Clearly, as we are hearing from ASD students themselves, a wider-ranging change in approach to composing practices and writing process is needed to address what is inevitably a neurodiverse student population in every FYC class. Heilker and Yergeau suggest we “unlearn everything we think we have learned about autistics, who, as a group, are about as amorphous and diverse as neurotypicals” (496). In other words, we are all neurodiverse and highly individual and trying to force sameness and upholding rigidity in our classrooms won’t be successful. Thankfully we have some guidance from students themselves due to the work of Walters, Heilker and Yergeau, Wood, and Ballantine et al. With insights into the experiences of neurodiverse students, we can begin to better understand and support all students in our writing classrooms. But there is more work to do to fully embrace neurodivergence as a diversity issue and not only accommodate all different kinds of learners and mental processes in our writing classrooms but learn from them as well. As recently as 2023, Ballantine and her co-authors were asking, “Are academic institutions ready to accept neurodivergent, transformative pedagogies and distinct ways of communicating knowledge rather than try to guide autistic and other neurodivergent students to behave (and think and write) in normative nonautistic ways?” (153) This suggests to me that research into universities that are embracing autism and other neurodivergent ways of being in the world as diversity rather than disability could be highly beneficial and help spark a movement to more broadly transform writing pedagogy across campuses and classrooms, for the benefit of all.

 

Works Cited

Ballantine, Jacquie, Natasha Artemeva, Jess Rocheleau, Jasmin Macarios, and George Ross. “A Distinct Rhetoric: Autistic University Students’ Lived Experiences of Academic Acculturation and Writing Development.” College English, Vol. 86, No. 2, 2023, pp.136-161.

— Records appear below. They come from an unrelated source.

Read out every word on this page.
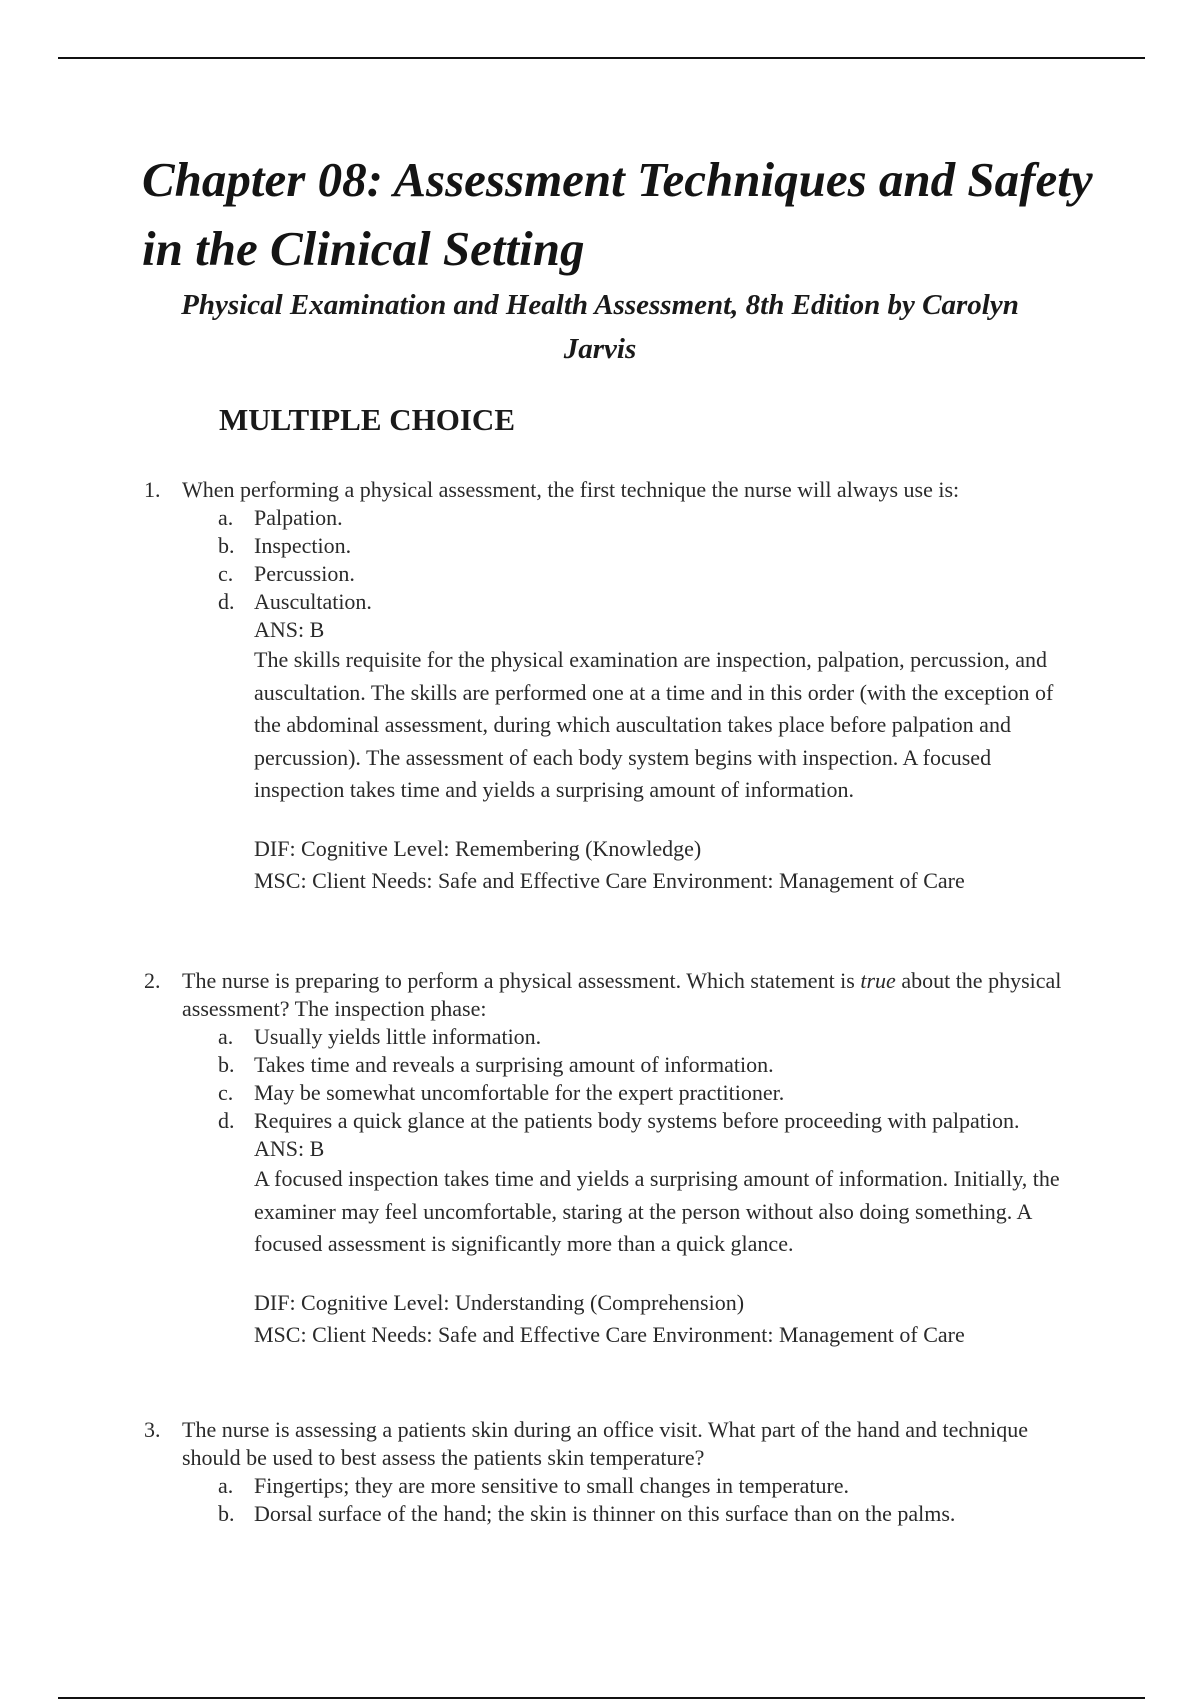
Chapter 08: Assessment Techniques and Safety in the Clinical Setting

Physical Examination and Health Assessment, 8th Edition by Carolyn Jarvis

MULTIPLE CHOICE
1. When performing a physical assessment, the first technique the nurse will always use is:
a. Palpation.
b. Inspection.
c. Percussion.
d. Auscultation.
ANS: B
The skills requisite for the physical examination are inspection, palpation, percussion, and auscultation. The skills are performed one at a time and in this order (with the exception of the abdominal assessment, during which auscultation takes place before palpation and percussion). The assessment of each body system begins with inspection. A focused inspection takes time and yields a surprising amount of information.
DIF: Cognitive Level: Remembering (Knowledge)
MSC: Client Needs: Safe and Effective Care Environment: Management of Care
2. The nurse is preparing to perform a physical assessment. Which statement is true about the physical assessment? The inspection phase:
a. Usually yields little information.
b. Takes time and reveals a surprising amount of information.
c. May be somewhat uncomfortable for the expert practitioner.
d. Requires a quick glance at the patients body systems before proceeding with palpation.
ANS: B
A focused inspection takes time and yields a surprising amount of information. Initially, the examiner may feel uncomfortable, staring at the person without also doing something. A focused assessment is significantly more than a quick glance.
DIF: Cognitive Level: Understanding (Comprehension)
MSC: Client Needs: Safe and Effective Care Environment: Management of Care
3. The nurse is assessing a patients skin during an office visit. What part of the hand and technique should be used to best assess the patients skin temperature?
a. Fingertips; they are more sensitive to small changes in temperature.
b. Dorsal surface of the hand; the skin is thinner on this surface than on the palms.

Endlich, Eric. “Neurodiversity in College Admissions.” Independent Educational Consultants Association (IECA), https://www.iecaonline.com/quick-links/ieca-news-center/insights-newsletter/insights-summer-2022/neurodiversity-in-college-admissions.

Heilker, Paul and Melanie Yergeau. “Autism and Rhetoric.” College English, Vol. 73, No. 5, 2011, pp. 485-497.

Jurecic, Ann. “Neurodiversity.” College English, Vol. 69, No. 5, 2007, pp. 421-442.

Lewiecki-Wilson, Cynthia, Jay Dolmage, Paul Heilker and Ann Jurecic. “Two Comments on ‘Neurodiversity’.” College English, Vol. 70, No. 3, 2008, pp. 314-325.

Silberman, Steve. Neurotribes: The Legacy of Autism and the Future of Neurodiversity. Avery/Penguin Random House, 2105.

Walters, Sharon. “Toward a Critical ASD Pedagogy of Insight: Teaching, Researching, and Valuing the Social Literacies of Neurodiverse Students.” Research in the Teaching of English, Vol. 49, No. 4, 2015, pp. 340-360.

Wood, Tara. “Cripping Time in the College Composition Classroom.” College Composition and Communication, Vol.69, No. 2, 2017, pp. 260-286.